Point LPS to the Exchange 2003 message tracking logs in the log file manager window.

  1. Create a new query. File > New Query or click the new query icon (far left in the toolbar).
  2. Next you’ll need to change the log file type to TSVLOG:

  3. Once TSVLOG has been selected click the gear icon to bring up the properties for TSV:

  4. Once the properties window appears, the only change that is required is to set nSkipLines to a value of 2 and click OK:

  5. Press F5 to run the query.

Remember that you can revert to the default TSV format at any time by opening the properties window and clicking reset. The properties window will close and the defaults are now in effect. To bring this one to a close, I’ll leave you with a starter query for Exchange 2003 Message Tracking. This query counts the number of messages per sender, recipient, message subject, date and client IP address for the top 20,000 messages in order of occurence:

/* Exchange 2003 Message Tracking – Count Messages per Sender/Recipient/Date/IP/Subject */

SELECT TOP 20000 [# Date] AS Date, client-ip, Count(*) AS Total, Sender-Address, Recipient-Address, Message-Subject
GROUP BY Date, client-ip, Sender-Address, Recipient-Address, Message-Subject

You can copy and paste the above into LPS or you can import/merge the XML file below into the LPS library. To import, from LPS choose File > Import > XML to Library. Make absolutely sure you choose “Merge now” instead of “Replace now” then search for “Exchange 2003:” in the library without the quotes.

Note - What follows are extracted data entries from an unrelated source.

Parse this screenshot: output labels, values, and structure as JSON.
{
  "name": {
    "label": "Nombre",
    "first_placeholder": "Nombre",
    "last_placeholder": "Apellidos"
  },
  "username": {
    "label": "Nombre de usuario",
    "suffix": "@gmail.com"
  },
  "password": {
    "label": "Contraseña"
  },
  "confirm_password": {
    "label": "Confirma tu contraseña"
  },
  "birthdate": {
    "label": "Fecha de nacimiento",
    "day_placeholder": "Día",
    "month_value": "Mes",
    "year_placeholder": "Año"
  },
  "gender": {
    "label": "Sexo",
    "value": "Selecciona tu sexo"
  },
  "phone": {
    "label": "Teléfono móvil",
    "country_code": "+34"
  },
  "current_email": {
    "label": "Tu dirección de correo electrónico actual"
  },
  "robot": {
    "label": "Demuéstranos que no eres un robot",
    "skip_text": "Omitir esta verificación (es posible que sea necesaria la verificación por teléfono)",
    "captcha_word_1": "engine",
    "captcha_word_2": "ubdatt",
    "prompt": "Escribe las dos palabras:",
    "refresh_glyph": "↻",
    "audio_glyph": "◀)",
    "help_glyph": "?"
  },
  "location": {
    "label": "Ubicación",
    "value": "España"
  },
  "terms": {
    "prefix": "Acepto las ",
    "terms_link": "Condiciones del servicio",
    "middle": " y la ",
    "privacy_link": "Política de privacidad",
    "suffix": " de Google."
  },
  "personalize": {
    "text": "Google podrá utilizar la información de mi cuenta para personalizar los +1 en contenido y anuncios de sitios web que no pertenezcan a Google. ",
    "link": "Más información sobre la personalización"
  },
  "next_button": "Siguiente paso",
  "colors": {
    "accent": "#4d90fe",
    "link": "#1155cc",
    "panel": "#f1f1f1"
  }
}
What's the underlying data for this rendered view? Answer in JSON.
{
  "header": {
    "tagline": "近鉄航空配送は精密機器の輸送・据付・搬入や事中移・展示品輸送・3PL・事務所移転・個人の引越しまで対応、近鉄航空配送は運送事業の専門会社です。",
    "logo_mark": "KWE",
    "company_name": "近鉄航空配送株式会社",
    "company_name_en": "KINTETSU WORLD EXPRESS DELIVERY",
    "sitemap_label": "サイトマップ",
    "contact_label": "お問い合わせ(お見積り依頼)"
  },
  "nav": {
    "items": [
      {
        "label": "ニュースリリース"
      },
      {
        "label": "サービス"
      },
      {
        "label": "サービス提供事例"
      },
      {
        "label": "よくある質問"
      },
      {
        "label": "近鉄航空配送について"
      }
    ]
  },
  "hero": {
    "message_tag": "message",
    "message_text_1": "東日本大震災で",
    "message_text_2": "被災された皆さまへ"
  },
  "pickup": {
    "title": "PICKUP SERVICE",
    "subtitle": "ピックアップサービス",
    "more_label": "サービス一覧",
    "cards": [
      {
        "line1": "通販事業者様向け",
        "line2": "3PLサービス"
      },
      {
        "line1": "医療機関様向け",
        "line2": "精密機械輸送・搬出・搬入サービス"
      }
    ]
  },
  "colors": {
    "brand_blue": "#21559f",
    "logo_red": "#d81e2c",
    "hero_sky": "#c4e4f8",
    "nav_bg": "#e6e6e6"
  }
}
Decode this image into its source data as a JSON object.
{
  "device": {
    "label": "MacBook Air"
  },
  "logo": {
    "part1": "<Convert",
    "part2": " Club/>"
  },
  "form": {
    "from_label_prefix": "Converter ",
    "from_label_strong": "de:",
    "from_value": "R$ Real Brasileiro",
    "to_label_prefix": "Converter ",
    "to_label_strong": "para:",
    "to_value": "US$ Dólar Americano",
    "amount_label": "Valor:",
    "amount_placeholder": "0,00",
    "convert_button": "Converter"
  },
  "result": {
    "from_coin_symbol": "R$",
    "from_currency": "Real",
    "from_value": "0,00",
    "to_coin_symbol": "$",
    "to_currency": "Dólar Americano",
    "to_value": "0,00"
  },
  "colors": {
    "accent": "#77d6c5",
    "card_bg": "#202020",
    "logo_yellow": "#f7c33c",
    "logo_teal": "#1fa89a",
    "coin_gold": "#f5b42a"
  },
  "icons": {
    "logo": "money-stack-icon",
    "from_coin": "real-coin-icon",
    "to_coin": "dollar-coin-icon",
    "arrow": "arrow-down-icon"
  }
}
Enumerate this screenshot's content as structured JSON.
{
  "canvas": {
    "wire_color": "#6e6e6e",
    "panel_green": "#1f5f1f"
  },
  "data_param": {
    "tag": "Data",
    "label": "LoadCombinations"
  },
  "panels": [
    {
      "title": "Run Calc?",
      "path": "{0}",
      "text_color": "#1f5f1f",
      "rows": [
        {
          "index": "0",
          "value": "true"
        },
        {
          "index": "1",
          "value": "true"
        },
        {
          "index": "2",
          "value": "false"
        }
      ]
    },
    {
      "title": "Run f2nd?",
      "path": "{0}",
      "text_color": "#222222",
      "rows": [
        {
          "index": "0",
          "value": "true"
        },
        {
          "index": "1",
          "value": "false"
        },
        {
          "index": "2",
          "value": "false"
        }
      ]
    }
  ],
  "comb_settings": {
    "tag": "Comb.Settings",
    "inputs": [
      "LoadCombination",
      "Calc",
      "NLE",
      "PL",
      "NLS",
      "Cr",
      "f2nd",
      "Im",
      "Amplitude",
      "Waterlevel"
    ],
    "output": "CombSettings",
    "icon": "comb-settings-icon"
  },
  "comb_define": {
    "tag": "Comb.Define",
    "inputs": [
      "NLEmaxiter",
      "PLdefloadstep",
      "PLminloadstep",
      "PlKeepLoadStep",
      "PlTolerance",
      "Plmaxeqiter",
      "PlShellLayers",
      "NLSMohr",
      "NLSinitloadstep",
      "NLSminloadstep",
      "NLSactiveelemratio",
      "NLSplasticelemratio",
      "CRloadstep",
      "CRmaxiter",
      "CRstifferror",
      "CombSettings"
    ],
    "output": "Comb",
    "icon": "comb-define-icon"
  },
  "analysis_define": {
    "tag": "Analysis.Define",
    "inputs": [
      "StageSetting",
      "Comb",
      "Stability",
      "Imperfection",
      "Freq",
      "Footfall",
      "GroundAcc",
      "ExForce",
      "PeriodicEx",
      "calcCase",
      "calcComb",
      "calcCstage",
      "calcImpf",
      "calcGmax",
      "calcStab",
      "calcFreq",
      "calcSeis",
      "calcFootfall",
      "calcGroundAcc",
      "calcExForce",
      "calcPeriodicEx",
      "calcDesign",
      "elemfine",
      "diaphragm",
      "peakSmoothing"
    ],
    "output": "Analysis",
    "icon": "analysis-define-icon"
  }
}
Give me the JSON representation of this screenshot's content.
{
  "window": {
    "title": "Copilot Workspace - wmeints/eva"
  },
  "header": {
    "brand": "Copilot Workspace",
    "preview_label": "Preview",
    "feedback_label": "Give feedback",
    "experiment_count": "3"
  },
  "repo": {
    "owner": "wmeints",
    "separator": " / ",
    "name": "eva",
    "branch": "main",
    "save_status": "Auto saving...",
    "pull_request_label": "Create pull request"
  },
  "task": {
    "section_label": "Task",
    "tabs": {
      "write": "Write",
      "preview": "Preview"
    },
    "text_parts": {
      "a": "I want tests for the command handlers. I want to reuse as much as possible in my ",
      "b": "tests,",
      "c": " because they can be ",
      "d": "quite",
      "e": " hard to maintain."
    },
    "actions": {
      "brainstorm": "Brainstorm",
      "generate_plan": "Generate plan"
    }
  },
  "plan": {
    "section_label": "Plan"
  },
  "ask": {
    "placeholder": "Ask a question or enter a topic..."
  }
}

You can also import it directly into the new query you setup above (bypassing the library) by right-clicking inside the query window and choosing Import. Change the file type to .XML, load the file and if you have already created a query and made the settings above, it is ready to run. Just be sure to save it (File > Save or CTRL+S) if you decide you want it as part of the current library.


Comments (5)

  1. Marcelo says:

    Thanks for this tutorial

  2. Ally says:

    Awesome! Helped me a lot!

  3. Ally says:

    Hi Kary,
    I cannot do any successful Where command. Tried the command below. Any WHERE command doesn’t seems to work. Please help thanks.

    SELECT [# Date] AS Date, Time, client-ip, Client-hostname, Server-hostname, server-IP, Sender-Address, Recipient-Address, Message-Subject
    WHERE Recipient-Address LIKE User@domain.com

  4. Ally says:

    I found the command. The where should be under FROM 😉

    SELECT [# Date] AS Date, Time, client-ip, Client-hostname, Server-hostname, server-IP, Sender-Address, Recipient-Address, Message-Subject
    WHERE Recipient-Address LIKE User@domain.com

    1. Kary Wall says:

      Hi Ally,

      I somehow missed this, yes you are correct, the WHERE goes under the FROM statement. Glad you go it sorted.